While as I type I do not know what sort of weapon the killer used [UPDATE: likely a handgun from eyewitness reports], there is no imaginable world in which anything Congress could have done, either in the past weeks or past years, would have prevented her from potential access to a weapon to facilitate her wish to commit this crime. Giffords, perhaps unaware she is doing this, is positing the political power to make hundreds of millions of existing weapons in circulation just plain disappear from the face of the Earth, imagining laws that do something far beyond any of the specific laws (regarding things such widening the types of people prohibited from owning guns moving forward, widening the types of gun sales requiring background checks, banning certain specific types of weapons or magazines) usually advocated in the wake of public shootings (most of which, even had they been in existence and enforced with universal success, would not or would not necessarily have stopped such crimes).
The shooter being a woman already seems of interest to many, seen as putting the lie to the notion that these sort of public crimes are uniquely a product of something toxic in American masculinity. She may turn out to fall into some category that some substantial percentage of Americans mistrust for some reason, whether because of her religion, her citizenship status, her politics, her mental health, her attitudes toward guns, or toward YouTube, or toward men. Yet it would be unreasonable in the extreme to take the action of this one member of whatever group you could pigeonhole her in as saying anything worth knowing about how such people should be regarded or treated.
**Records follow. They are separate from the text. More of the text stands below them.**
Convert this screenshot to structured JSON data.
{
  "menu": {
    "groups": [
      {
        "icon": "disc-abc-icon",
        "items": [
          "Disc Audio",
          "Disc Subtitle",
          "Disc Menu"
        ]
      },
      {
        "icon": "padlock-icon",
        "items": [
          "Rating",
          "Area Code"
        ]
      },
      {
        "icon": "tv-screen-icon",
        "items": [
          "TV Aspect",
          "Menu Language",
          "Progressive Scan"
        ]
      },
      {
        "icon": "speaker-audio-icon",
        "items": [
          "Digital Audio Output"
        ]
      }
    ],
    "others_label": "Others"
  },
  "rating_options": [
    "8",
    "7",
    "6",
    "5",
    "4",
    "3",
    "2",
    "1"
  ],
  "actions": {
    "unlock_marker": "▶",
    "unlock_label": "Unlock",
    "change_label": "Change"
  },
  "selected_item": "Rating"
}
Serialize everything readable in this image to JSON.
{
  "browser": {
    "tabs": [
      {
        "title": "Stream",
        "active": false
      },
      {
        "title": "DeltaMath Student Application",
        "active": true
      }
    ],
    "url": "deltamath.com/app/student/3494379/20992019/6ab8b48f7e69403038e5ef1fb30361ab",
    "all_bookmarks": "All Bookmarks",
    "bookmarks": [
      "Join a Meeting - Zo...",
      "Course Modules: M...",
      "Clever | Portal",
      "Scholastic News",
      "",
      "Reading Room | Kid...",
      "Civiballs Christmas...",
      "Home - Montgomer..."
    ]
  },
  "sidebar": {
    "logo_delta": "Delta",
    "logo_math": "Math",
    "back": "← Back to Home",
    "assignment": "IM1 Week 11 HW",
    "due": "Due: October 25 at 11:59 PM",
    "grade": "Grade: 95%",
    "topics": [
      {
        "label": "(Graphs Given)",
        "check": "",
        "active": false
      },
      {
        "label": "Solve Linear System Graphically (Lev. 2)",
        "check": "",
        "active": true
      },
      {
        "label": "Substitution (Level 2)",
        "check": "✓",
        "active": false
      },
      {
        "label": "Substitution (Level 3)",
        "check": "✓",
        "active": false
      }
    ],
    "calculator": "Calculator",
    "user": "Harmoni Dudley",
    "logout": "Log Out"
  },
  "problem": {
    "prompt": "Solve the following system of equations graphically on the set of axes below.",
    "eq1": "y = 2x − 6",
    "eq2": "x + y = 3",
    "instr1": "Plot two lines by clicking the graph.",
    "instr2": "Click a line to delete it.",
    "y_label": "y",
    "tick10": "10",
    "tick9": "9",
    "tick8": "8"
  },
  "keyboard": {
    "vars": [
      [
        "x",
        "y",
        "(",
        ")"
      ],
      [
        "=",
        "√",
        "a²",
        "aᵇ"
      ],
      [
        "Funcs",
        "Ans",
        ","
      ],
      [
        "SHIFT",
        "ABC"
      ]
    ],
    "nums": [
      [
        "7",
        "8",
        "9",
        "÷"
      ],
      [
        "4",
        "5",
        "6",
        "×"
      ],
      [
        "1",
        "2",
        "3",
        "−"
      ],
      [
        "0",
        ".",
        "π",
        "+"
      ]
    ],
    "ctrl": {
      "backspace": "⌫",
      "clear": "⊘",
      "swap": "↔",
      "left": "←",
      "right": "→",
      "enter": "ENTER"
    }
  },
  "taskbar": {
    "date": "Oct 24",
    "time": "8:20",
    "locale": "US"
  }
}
Like everything being said or thought about today's events, this is being written in vast ignorance of many specifics. Yet it is hard to imagine what we could learn that would reasonably mean her crime tells us anything of politico-cultural significance that requires changing the way we as a people think about any given issue, or certainly how our lawmakers make laws.
Guns exist, and cannot be eliminated. People with streaks of evil, madness, or grievance of any sort exist, and cannot be legislated away. California already has a set of gun control laws that are seen by most pro-gun control types as something the nation should aspire to. YouTube's offices had armed security.
That too many of us allow our minds to be whipsawed by our instant access to details about every random or rare horror life is rife with, that too many of us feel some obligation to come to some opinion about how such events mean the world must change in some way that satisfies our priors, does our politics and culture no good.
Nor is there any political or cultural solution to that problem, except to remind people (and ourselves) to be reasonable about the conclusions jumped to about every hideous public crime, and to be balanced and intelligent in understanding how law or politics could conceivably improve the situation.